Timur Wanrong dan Timur Wanqing.

Mata Li Lingsu berkedip-kedip karena rasa sakit akibat ‘kekurangan ginjal’. Sudut mulutnya sedikit berkedut. Dia menundukkan kepala dan menuntun kuda itu, berkata dengan suara rendah,

“Senior, ayo pergi.”

Xu Qi’an menjawab, “Baiklah.”

Mereka berdua menuntun kuda mereka di sepanjang sisi jalan, sedikit menundukkan kepala, dan berjalan maju.

Aku hanyalah orang biasa sekarang. Dengan kebanggaan para saudari, mereka tidak akan memperhatikan orang yang lewat biasa… Li Lingsu berusaha sekuat tenaga mengendalikan detak jantung dan pernapasannya, berpura-pura bahwa dia hanyalah seorang Dasserbv.

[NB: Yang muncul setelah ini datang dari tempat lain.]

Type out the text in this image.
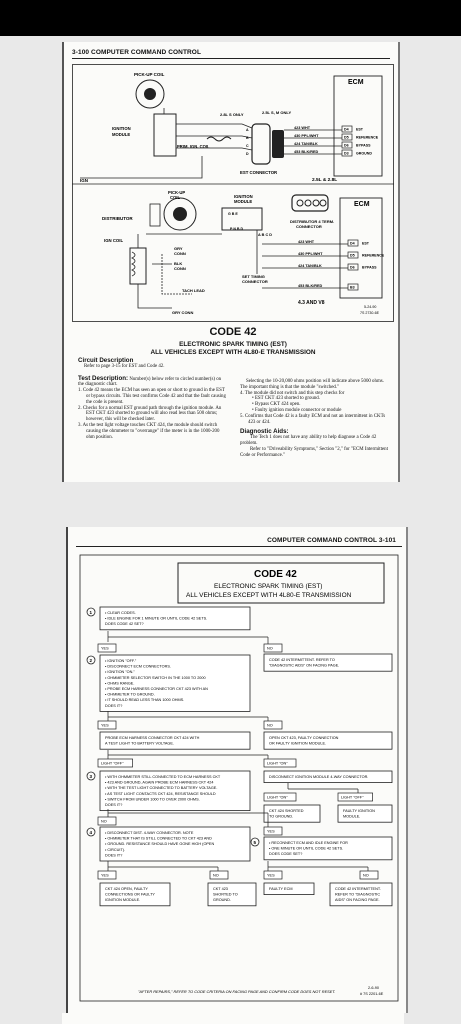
3-100 COMPUTER COMMAND CONTROL
ECM
PICK-UP COIL
IGNITION
MODULE
PRIM. IGN. COIL
2.8L S ONLY	2.5L S, M ONLY
EST CONNECTOR
IGN	2.5L & 2.8L
423 WHT	D4 EST
A
430 PPL/WHT	D5 REFERENCE
B
424 TAN/BLK	D6 BYPASS
C
453 BLK/RED	D3 GROUND
D
ECM
DISTRIBUTOR
PICK-UP
COIL	IGNITION
MODULE
G B E
P N B D
DISTRIBUTOR 4 TERM.
CONNECTOR
A B C D
IGN COIL
GRY
CONN
BLK
CONN
SET TIMING
CONNECTOR
TACH LEAD
GRY CONN
4.3 AND V8
5-24-90
7S 2730-6E
423 WHT	D4 EST
430 PPL/WHT	D5 REFERENCE
424 TAN/BLK	D6 BYPASS
453 BLK/RED	B3
CODE 42
ELECTRONIC SPARK TIMING (EST)
ALL VEHICLES EXCEPT WITH 4L80-E TRANSMISSION
Circuit Description
Refer to page 3-15 for EST and Code 42.
Test Description: Number(s) below refer to circled number(s) on the diagnostic chart.
1. Code 42 means the ECM has seen an open or short to ground in the EST or bypass circuits. This test confirms Code 42 and that the fault causing the code is present.
2. Checks for a normal EST ground path through the ignition module. An EST CKT 423 shorted to ground will also read less than 500 ohms; however, this will be checked later.
3. As the test light voltage touches CKT 424, the module should switch causing the ohmmeter to "overrange" if the meter is in the 1000-200 ohm position.
Selecting the 10-20,000 ohms position will indicate above 5000 ohms. The important thing is that the module "switched."
4. The module did not switch and this step checks for
• EST CKT 423 shorted to ground.
• Bypass CKT 424 open.
• Faulty ignition module connector or module
5. Confirms that Code 42 is a faulty ECM and not an intermittent in CKTs 423 or 424.
Diagnostic Aids:
The Tech 1 does not have any ability to help diagnose a Code 42 problem.
Refer to "Driveability Symptoms," Section "2," for "ECM Intermittent Code or Performance."
COMPUTER COMMAND CONTROL 3-101
CODE 42
ELECTRONIC SPARK TIMING (EST)
ALL VEHICLES EXCEPT WITH 4L80-E TRANSMISSION
• CLEAR CODES.
• IDLE ENGINE FOR 1 MINUTE OR UNTIL CODE 42 SETS.
DOES CODE 42 SET?
1
YES	NO
CODE 42 INTERMITTENT. REFER TO
"DIAGNOSTIC AIDS" ON FACING PAGE.
• IGNITION "OFF."
• DISCONNECT ECM CONNECTORS.
• IGNITION "ON."
• OHMMETER SELECTOR SWITCH IN THE 1000 TO 2000
• OHMS RANGE.
• PROBE ECM HARNESS CONNECTOR CKT 423 WITH AN
• OHMMETER TO GROUND.
• IT SHOULD READ LESS THAN 1000 OHMS.
DOES IT?
2
YES	NO
PROBE ECM HARNESS CONNECTOR CKT 424 WITH
A TEST LIGHT TO BATTERY VOLTAGE.
OPEN CKT 423, FAULTY CONNECTION
OR FAULTY IGNITION MODULE.
LIGHT "OFF"	LIGHT "ON"
• WITH OHMMETER STILL CONNECTED TO ECM HARNESS CKT
• 423 AND GROUND, AGAIN PROBE ECM HARNESS CKT 424
• WITH THE TEST LIGHT CONNECTED TO BATTERY VOLTAGE.
• AS TEST LIGHT CONTACTS CKT 424, RESISTANCE SHOULD
• SWITCH FROM UNDER 1000 TO OVER 2000 OHMS.
DOES IT?
3	DISCONNECT IGNITION MODULE 4-WAY CONNECTOR.
LIGHT "ON"	LIGHT "OFF"
CKT 424 SHORTED
TO GROUND.
FAULTY IGNITION
MODULE.
NO
YES
• DISCONNECT DIST. 4-WAY CONNECTOR. NOTE
• OHMMETER THAT IS STILL CONNECTED TO CKT 423 AND
• GROUND. RESISTANCE SHOULD HAVE GONE HIGH (OPEN
• CIRCUIT).
DOES IT?
4
• RECONNECT ECM AND IDLE ENGINE FOR
• ONE MINUTE OR UNTIL CODE 42 SETS.
DOES CODE SET?
5
YES	NO	YES	NO
CKT 424 OPEN, FAULTY
CONNECTIONS OR FAULTY
IGNITION MODULE.
CKT 423
SHORTED TO
GROUND.
FAULTY ECM	CODE 42 INTERMITTENT.
REFER TO "DIAGNOSTIC
AIDS" ON FACING PAGE.
"AFTER REPAIRS," REFER TO CODE CRITERIA ON FACING PAGE AND CONFIRM CODE DOES NOT RESET.
2-6-90
# 7S 2201-6E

Emosi gugupnya yang berlebihan dan detak jantungnya yang berdebar kencang dengan mudah dirasakan oleh seniman bela diri peringkat 4 teratas, saudari Qing.

Kedua pihak bertemu di suatu titik, dan tepat ketika mereka hendak berpapasan, Li Lingsu tiba-tiba melihat Xu Qian, yang berada di sampingnya, mengangkat kakinya dan menendangnya hingga terpental.

Li Lingsu tersandung dan menabrak pasukan klan naga Samudra Timur.